Gay Couples to get Base Housing, Medical Care

Jeanette Steele | UT San Diego

July 16, 2013

The reversal of a key element of the federal Defense of Marriage Act means same-sex couples will likely move into San Diego County military housing in the near future.

And spouses of gay service members will start appearing at San Diego Naval Medical Center in Balboa Park and other military clinics for their health care.

Wednesday's Supreme Court decision will have a big impact on the finances of gay military couples, said Gary Barthel, a retired Marine Corps lawyer now specializing in military law at the San Diego firm Higgs, Fletcher and Mack.

"It's going to allow them to recoup benefits that they have not been entitled to otherwise in the past. In some cases this can amount to thousands of dollars a month," Barthel said.

Chief among those benefits is the ability to live for no cost in military housing.

If living off base, troops get a significantly higher housing allowance if they are married, or have children.

For example, a Marine sergeant in San Diego receives a monthly housing stipend of $2,139 if he has dependents, $1,719 if he doesn’t – a more than $400 difference each month.

Military spouses also get benefits worth a lot of money, including health care through military hospitals.

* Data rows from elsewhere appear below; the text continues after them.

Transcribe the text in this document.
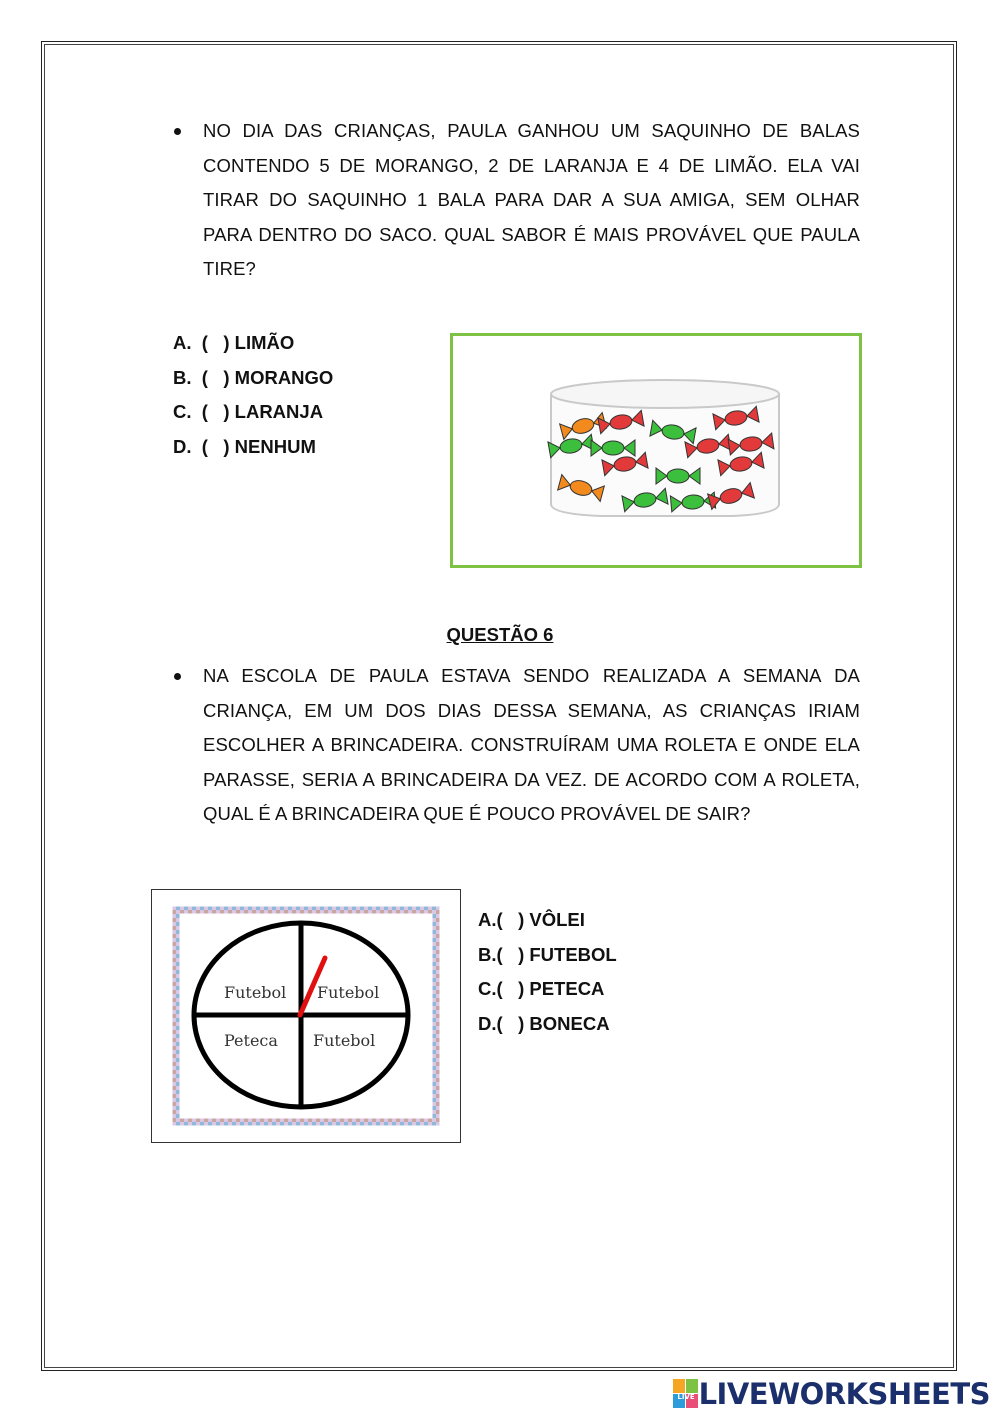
NO DIA DAS CRIANÇAS, PAULA GANHOU UM SAQUINHO DE BALAS CONTENDO 5 DE MORANGO, 2 DE LARANJA E 4 DE LIMÃO. ELA VAI TIRAR DO SAQUINHO 1 BALA PARA DAR A SUA AMIGA, SEM OLHAR PARA DENTRO DO SACO. QUAL SABOR É MAIS PROVÁVEL QUE PAULA TIRE?
A.  (   ) LIMÃO
B.  (   ) MORANGO
C.  (   ) LARANJA
D.  (   ) NENHUM
QUESTÃO 6
NA ESCOLA DE PAULA ESTAVA SENDO REALIZADA A SEMANA DA CRIANÇA, EM UM DOS DIAS DESSA SEMANA, AS CRIANÇAS IRIAM ESCOLHER A BRINCADEIRA. CONSTRUÍRAM UMA ROLETA E ONDE ELA PARASSE, SERIA A BRINCADEIRA DA VEZ. DE ACORDO COM A ROLETA, QUAL É A BRINCADEIRA QUE É POUCO PROVÁVEL DE SAIR?
Futebol Futebol
Peteca Futebol
A.(   ) VÔLEI
B.(   ) FUTEBOL
C.(   ) PETECA
D.(   ) BONECA
LIVE LIVEWORKSHEETS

The GI Bill can be transferred to a spouse. After a death, survivor pay goes to the widow or widower.

All of those monetary benefits would now be available for same-sex wives or husbands, Barthel said.

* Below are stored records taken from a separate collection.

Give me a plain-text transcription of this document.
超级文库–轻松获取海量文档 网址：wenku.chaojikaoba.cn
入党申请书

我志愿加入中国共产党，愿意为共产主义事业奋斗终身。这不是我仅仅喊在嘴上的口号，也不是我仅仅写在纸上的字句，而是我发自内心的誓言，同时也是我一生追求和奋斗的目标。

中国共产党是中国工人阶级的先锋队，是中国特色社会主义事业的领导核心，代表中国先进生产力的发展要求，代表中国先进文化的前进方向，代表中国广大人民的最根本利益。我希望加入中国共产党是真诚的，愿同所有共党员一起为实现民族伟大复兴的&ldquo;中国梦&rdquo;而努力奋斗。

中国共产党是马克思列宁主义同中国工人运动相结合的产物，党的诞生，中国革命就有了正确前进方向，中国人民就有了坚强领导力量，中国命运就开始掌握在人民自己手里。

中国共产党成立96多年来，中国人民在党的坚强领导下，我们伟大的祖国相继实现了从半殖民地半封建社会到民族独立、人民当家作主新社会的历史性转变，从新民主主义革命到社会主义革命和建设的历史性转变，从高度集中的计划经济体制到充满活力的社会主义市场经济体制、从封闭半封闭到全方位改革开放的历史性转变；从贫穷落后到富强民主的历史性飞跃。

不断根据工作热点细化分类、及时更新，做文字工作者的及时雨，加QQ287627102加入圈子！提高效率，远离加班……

The Pentagon estimates that 5,600 same-sex couples include an active-duty service member, 3,400 include a reservist or National Guard member and 8,000 include a military retiree.

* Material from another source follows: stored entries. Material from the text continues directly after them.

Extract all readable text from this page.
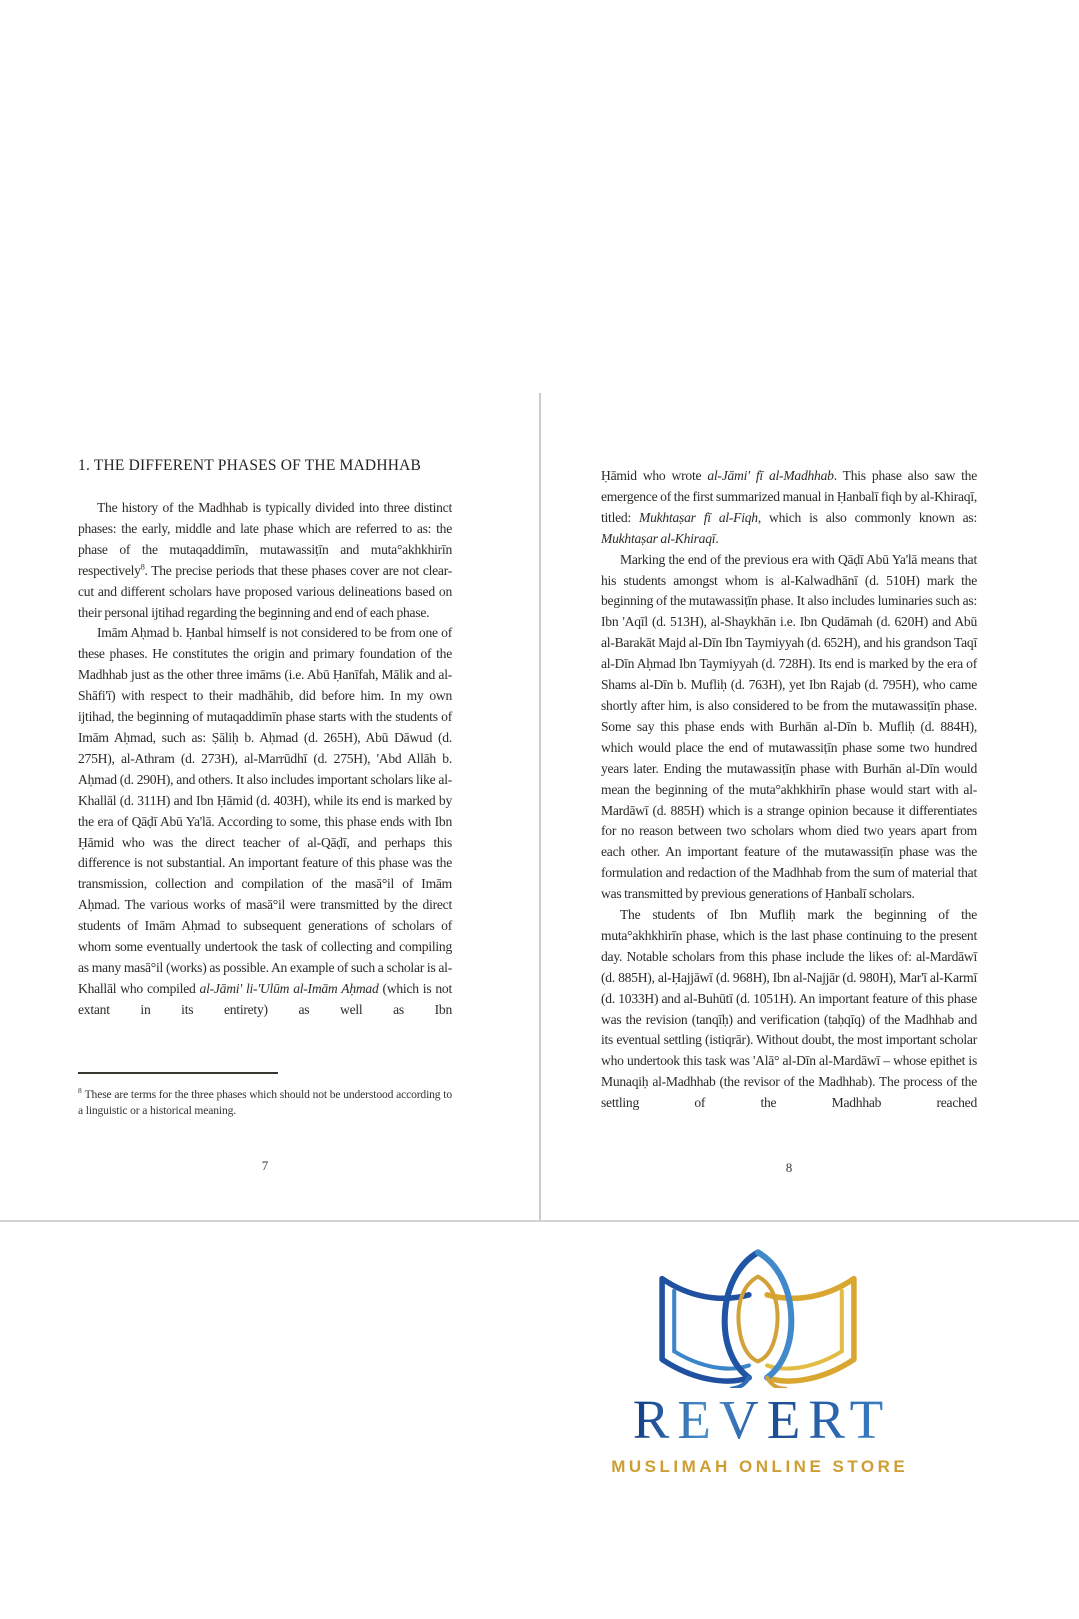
1. THE DIFFERENT PHASES OF THE MADHHAB

The history of the Madhhab is typically divided into three distinct phases: the early, middle and late phase which are referred to as: the phase of the mutaqaddimīn, mutawassiṭīn and muta°akhkhirīn respectively$^8$. The precise periods that these phases cover are not clear-cut and different scholars have proposed various delineations based on their personal ijtihad regarding the beginning and end of each phase.

Imām Aḥmad b. Ḥanbal himself is not considered to be from one of these phases. He constitutes the origin and primary foundation of the Madhhab just as the other three imāms (i.e. Abū Ḥanīfah, Mālik and al-Shāfi'ī) with respect to their madhāhib, did before him. In my own ijtihad, the beginning of mutaqaddimīn phase starts with the students of Imām Aḥmad, such as: Ṣāliḥ b. Aḥmad (d. 265H), Abū Dāwud (d. 275H), al-Athram (d. 273H), al-Marrūdhī (d. 275H), 'Abd Allāh b. Aḥmad (d. 290H), and others. It also includes important scholars like al-Khallāl (d. 311H) and Ibn Ḥāmid (d. 403H), while its end is marked by the era of Qāḍī Abū Ya'lā. According to some, this phase ends with Ibn Ḥāmid who was the direct teacher of al-Qāḍī, and perhaps this difference is not substantial. An important feature of this phase was the transmission, collection and compilation of the masā°il of Imām Aḥmad. The various works of masā°il were transmitted by the direct students of Imām Aḥmad to subsequent generations of scholars of whom some eventually undertook the task of collecting and compiling as many masā°il (works) as possible. An example of such a scholar is al-Khallāl who compiled al-Jāmi' li-'Ulūm al-Imām Aḥmad (which is not extant in its entirety) as well as Ibn

Ḥāmid who wrote al-Jāmi' fī al-Madhhab. This phase also saw the emergence of the first summarized manual in Ḥanbalī fiqh by al-Khiraqī, titled: Mukhtaṣar fī al-Fiqh, which is also commonly known as: Mukhtaṣar al-Khiraqī.

Marking the end of the previous era with Qāḍī Abū Ya'lā means that his students amongst whom is al-Kalwadhānī (d. 510H) mark the beginning of the mutawassiṭīn phase. It also includes luminaries such as: Ibn 'Aqīl (d. 513H), al-Shaykhān i.e. Ibn Qudāmah (d. 620H) and Abū al-Barakāt Majd al-Dīn Ibn Taymiyyah (d. 652H), and his grandson Taqī al-Dīn Aḥmad Ibn Taymiyyah (d. 728H). Its end is marked by the era of Shams al-Dīn b. Mufliḥ (d. 763H), yet Ibn Rajab (d. 795H), who came shortly after him, is also considered to be from the mutawassiṭīn phase. Some say this phase ends with Burhān al-Dīn b. Mufliḥ (d. 884H), which would place the end of mutawassiṭīn phase some two hundred years later. Ending the mutawassiṭīn phase with Burhān al-Dīn would mean the beginning of the muta°akhkhirīn phase would start with al-Mardāwī (d. 885H) which is a strange opinion because it differentiates for no reason between two scholars whom died two years apart from each other. An important feature of the mutawassiṭīn phase was the formulation and redaction of the Madhhab from the sum of material that was transmitted by previous generations of Ḥanbalī scholars.

The students of Ibn Mufliḥ mark the beginning of the muta°akhkhirīn phase, which is the last phase continuing to the present day. Notable scholars from this phase include the likes of: al-Mardāwī (d. 885H), al-Ḥajjāwī (d. 968H), Ibn al-Najjār (d. 980H), Mar'ī al-Karmī (d. 1033H) and al-Buhūtī (d. 1051H). An important feature of this phase was the revision (tanqīḥ) and verification (taḥqīq) of the Madhhab and its eventual settling (istiqrār). Without doubt, the most important scholar who undertook this task was 'Alā° al-Dīn al-Mardāwī – whose epithet is Munaqiḥ al-Madhhab (the revisor of the Madhhab). The process of the settling of the Madhhab reached

$^8$ These are terms for the three phases which should not be understood according to a linguistic or a historical meaning.

7	8
REVERT
MUSLIMAH ONLINE STORE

Lori Hensic and Camp Pendleton Marine Capt. Shaina Turley will soon be one of those couples.

They are planning an August wedding in Sonoma. They scheduled that date in the hope that the Supreme Court decision would go their way.

Now, all of those benefits will be available to Hensic, a pharmacist and an assistant professor at UC San Diego.

Gary Barthel on U-TTV

She said the security that comes with the Pentagon’s acknowledgment of her union is meaningful, especially as they expect to have children.

"We’re planning that I’ll be the one bearing the children. Under DOMA, if I have the children, they are not her dependents. And some states don’t allow same-sex adoptions," said Hensic, who is on the leadership team of The American Military Partner Association.

"When people say marriage is a state issue, it’s really not for the military. We don’t get to choose what states we live in. The government does."

For Pentagon benefits, it probably won't matter if a same-sex military couple is living in a state that doesn't recognize gay marriage, Barthel said.

"It's money coming out of the federal government and not the state. So in my opinion it's not going to be an issue," he said. "They could be living on a military installation, but even if they are living out in town, the benefits they are seeking are being paid by the federal government."

The U.S. military has been moving toward extending services to same-sex spouses since the repeal of Don't Ask, Don't Tell in September 2011.

In February, then-Defense Secretary Leon Panetta ordered they should be eligible for child-care services, hospital visits and military ID cards, which allow access to on-base commissaries, movie theaters and gyms.

Defense Secretary Chuck Hagel said Wednesday that military officials will move quickly to extend the remaining benefits.

"Every person who serves our nation in uniform stepped forward with courage and commitment. All that matters is their patriotism, their willingness to serve their country, and their qualifications to do so," Hagel said.

"Today's ruling helps ensure that all men and women who serve this country can be treated fairly and equally, with the full dignity and respect they so richly deserve."